Fiyatı 99 euro olan lüks parfümün, hayvanların kullanımı için uygun olduğu onaylandı ancak bazı kesimler, köpeklerin kimlik kokularını kaybetmelerine neden olabileceğini söylüyor.
Lüks moda markası Dolce & Gabbana, Domenico Dolce'nin kanişinin onuruna köpekler için 'Fefé' adında alkolsüz yeni bir parfüm piyasaya sürdü.
Parfümün 100 mililitresi 99 euro olurken, hayvanların kullanımına uygun olduğu da onaylandı. Ancak tüm veterinerler ve evcil hayvan sahipleri bu lüks parfümün hayvanlar için gerçekten güvenli veya uygun olduğu konusunda hemfikir sayılmaz.
Dolce & Gabbana'ya göre yeni köpek parfümü, hayvanlara yönelik kozmetik ürünlerin insanlar için üretilen ürünlerle karşılaştırılabilir bir güvenlik derecesini sağlamak üzere tasarlanmış Güvenli Evcil Hayvan Kozmetiği protokolünü takip ediyor.
Şirket, parfümün lansmanı için yaptığı açıklamada, "Bureau Veritas Italia tarafından verilen bu protokole uygunluk onayı sayesinde katılımcı şirketler, belirlenmiş standartlara uygun olarak hayvanların güvenliğini sağlayan ürünler yaratma konusundaki hassasiyetlerini ortaya koyuyor," dedi.
Bureau Veritas Italia, gözetim, laboratuvar doğrulama ve belgelendirme hizmetleri sunan halka açık bir şirket.
Şirketin 'Fefé'ye adanmış web sayfasında veterinerler ve müşteriler tarafından yapılan performans değerlendirmelerine atıfta bulunulduğuna göre, görüşlerine başvurulan tüm köpek sahipleri parfümün "hafif ve evcil hayvanları tarafından iyi karşılanan" bir koku olduğu konusunda hemfikir ve bazı veterinerler de ürün hakkında iyi yorumlarda bulunuyor.
Köpeklerde kimlik krizine yol açar mı?
Öte yandan, tüm veteriner hekimler köpekler için parfüm kullanımı konusunda aynı görüşte değil.

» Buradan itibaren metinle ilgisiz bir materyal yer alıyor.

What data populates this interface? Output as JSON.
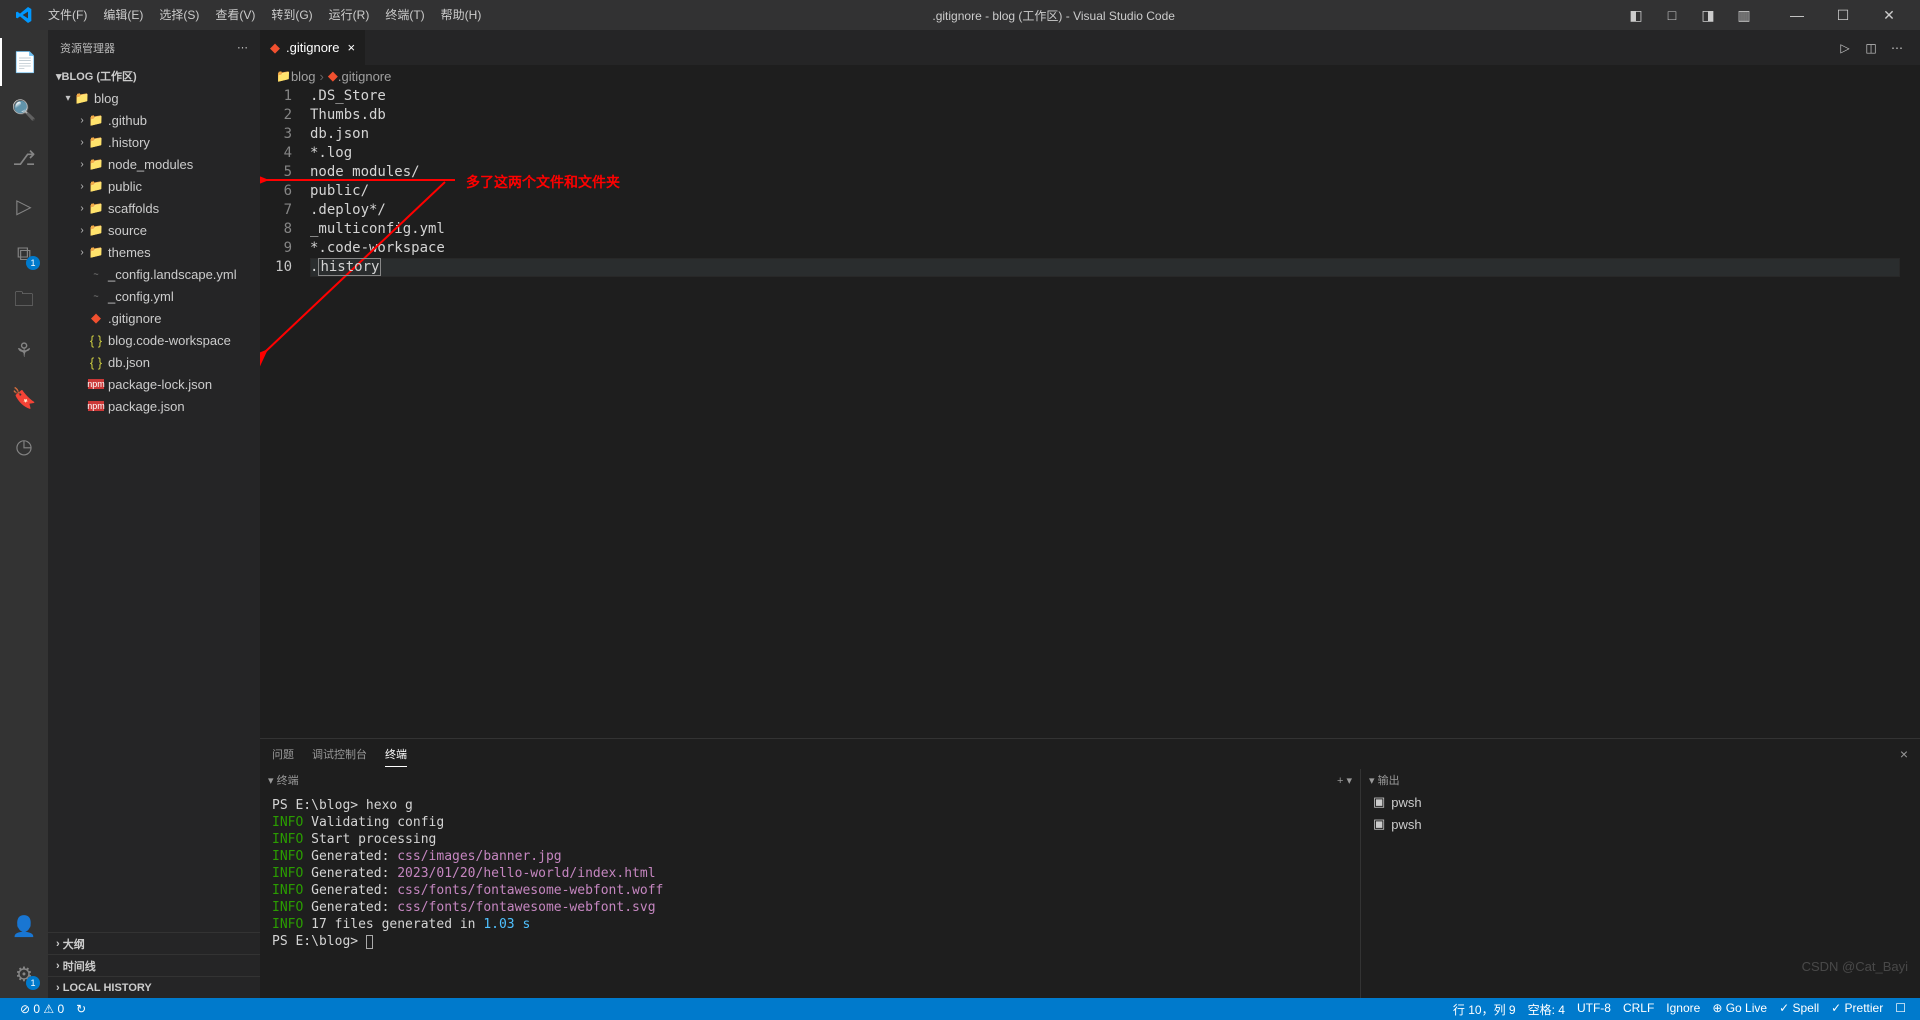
{
  "titlebar": {
    "menus": [
      "文件(F)",
      "编辑(E)",
      "选择(S)",
      "查看(V)",
      "转到(G)",
      "运行(R)",
      "终端(T)",
      "帮助(H)"
    ],
    "title": ".gitignore - blog (工作区) - Visual Studio Code"
  },
  "sidebar": {
    "title": "资源管理器",
    "workspace": "BLOG (工作区)",
    "root": "blog",
    "tree": [
      {
        "indent": 1,
        "arrow": "▾",
        "icon": "folder",
        "label": "blog"
      },
      {
        "indent": 2,
        "arrow": "›",
        "icon": "folder-gh",
        "label": ".github"
      },
      {
        "indent": 2,
        "arrow": "›",
        "icon": "folder",
        "label": ".history"
      },
      {
        "indent": 2,
        "arrow": "›",
        "icon": "folder-nm",
        "label": "node_modules"
      },
      {
        "indent": 2,
        "arrow": "›",
        "icon": "folder-pub",
        "label": "public"
      },
      {
        "indent": 2,
        "arrow": "›",
        "icon": "folder",
        "label": "scaffolds"
      },
      {
        "indent": 2,
        "arrow": "›",
        "icon": "folder-src",
        "label": "source"
      },
      {
        "indent": 2,
        "arrow": "›",
        "icon": "folder",
        "label": "themes"
      },
      {
        "indent": 2,
        "arrow": "",
        "icon": "yml",
        "label": "_config.landscape.yml"
      },
      {
        "indent": 2,
        "arrow": "",
        "icon": "yml",
        "label": "_config.yml"
      },
      {
        "indent": 2,
        "arrow": "",
        "icon": "git",
        "label": ".gitignore"
      },
      {
        "indent": 2,
        "arrow": "",
        "icon": "json",
        "label": "blog.code-workspace"
      },
      {
        "indent": 2,
        "arrow": "",
        "icon": "json",
        "label": "db.json"
      },
      {
        "indent": 2,
        "arrow": "",
        "icon": "npm",
        "label": "package-lock.json"
      },
      {
        "indent": 2,
        "arrow": "",
        "icon": "npm",
        "label": "package.json"
      }
    ],
    "sections": [
      "大纲",
      "时间线",
      "LOCAL HISTORY"
    ]
  },
  "tabs": {
    "active": ".gitignore"
  },
  "breadcrumb": [
    "blog",
    ".gitignore"
  ],
  "editor": {
    "lines": [
      ".DS_Store",
      "Thumbs.db",
      "db.json",
      "*.log",
      "node_modules/",
      "public/",
      ".deploy*/",
      "_multiconfig.yml",
      "*.code-workspace",
      ".history"
    ],
    "currentLine": 10,
    "selectionText": "history"
  },
  "annotation": {
    "text": "多了这两个文件和文件夹"
  },
  "panel": {
    "tabs": [
      "问题",
      "调试控制台",
      "终端"
    ],
    "active": "终端",
    "termHeader": "终端",
    "outputHeader": "输出",
    "terminal_lines": [
      {
        "pre": "PS E:\\blog> ",
        "cmd": "hexo g"
      },
      {
        "info": "INFO",
        "text": "  Validating config"
      },
      {
        "info": "INFO",
        "text": "  Start processing"
      },
      {
        "info": "INFO",
        "text": "  Generated: ",
        "gen": "css/images/banner.jpg"
      },
      {
        "info": "INFO",
        "text": "  Generated: ",
        "gen": "2023/01/20/hello-world/index.html"
      },
      {
        "info": "INFO",
        "text": "  Generated: ",
        "gen": "css/fonts/fontawesome-webfont.woff"
      },
      {
        "info": "INFO",
        "text": "  Generated: ",
        "gen": "css/fonts/fontawesome-webfont.svg"
      },
      {
        "info": "INFO",
        "text": "  17 files generated in ",
        "time": "1.03 s"
      },
      {
        "pre": "PS E:\\blog> ",
        "cursor": true
      }
    ],
    "term_list": [
      "pwsh",
      "pwsh"
    ]
  },
  "statusbar": {
    "left": [
      "⊘ 0 ⚠ 0",
      "↻"
    ],
    "right": [
      "行 10，列 9",
      "空格: 4",
      "UTF-8",
      "CRLF",
      "Ignore",
      "⊕ Go Live",
      "✓ Spell",
      "✓ Prettier",
      "☐"
    ],
    "remote": "⚙"
  },
  "watermark": "CSDN @Cat_Bayi"
}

Zira parfümlerin, hayvanın koku alma duyusunu etkileyebileceği ve hastalık belirtisi olabilecek kötü kokuları örtebileceğini savunuyorlar.
İtalya'nın başkenti Roma'da Teramo Üniversitesi'nden doktoralı bir veteriner olan Federico Coccia, "Köpekler birbirini kokularıyla tanır, bir insanı da kokusundan tanırlar," dedi.
"Köpek geldiğinde sizi görür, kuyruğunu sallar ama önce sizi koklar ve sonra sizi tanır çünkü siz onun 'koku çekmecelerinden' birinde depolanmışsınızdır. Dolayısıyla bu koku dünyası değiştirilmemeli," diye ekledi.
Coccia, köpeklerin doğal kokularının örtbas edilmesi halinde, devam eden bir dermatolojik hastalığın farkına varmanın sorun yaratabileceğini belirterek, "Örneğin sebase dermatit durumunda, koku teşhisimi tamamlıyor," dedi.
"Nefes kokusu, kulak kiri kokusu parfüm tarafından gizlenir. Bu yüzden biz veterinerler için bile bir sorun haline gelebilir."
Evcil hayvan kokularının hevesli kullanıcıları arasında köpeklerin tüyleri ve estetiğiyle ilgilenen pet kuaförleri de bulunuyor.
Morgana Carpentieri'nin Roma'daki La Boutique delle Birbe salonunda köpek kuaförü olarak çalışan Aliof Rilova Tano, genel olarak evcil hayvanlar için koku kullanımından yana olduğunu söyledi.
"Köpeklerimiz bizimle birlikte yaşıyor, bu nedenle evde yanımızdaki kanepede parfüm sıkan küçük bir köpek her zaman hoş," dedi.
Müşterileri de genellikle aynı şekilde düşünüyor, öyle ki müşteri Mariarita Ricciardi "doğal bir kokuyla ilgili olan ve saçın kalitesine de yardımcı olabilecek her şeyi" desteklediğini ifade etti.
Öte yandan, hayvanları üzerinde asla parfüm kullanmayacağını belirten evcil hayvan sahipleri de var.
Roma'daki Villa Borghese civarında köpeğini gezdiren Francesca Castelli, "Özellikle marka parfümler, çok abartılı bir insanlaştırma süreci gibi görünüyor," dedi.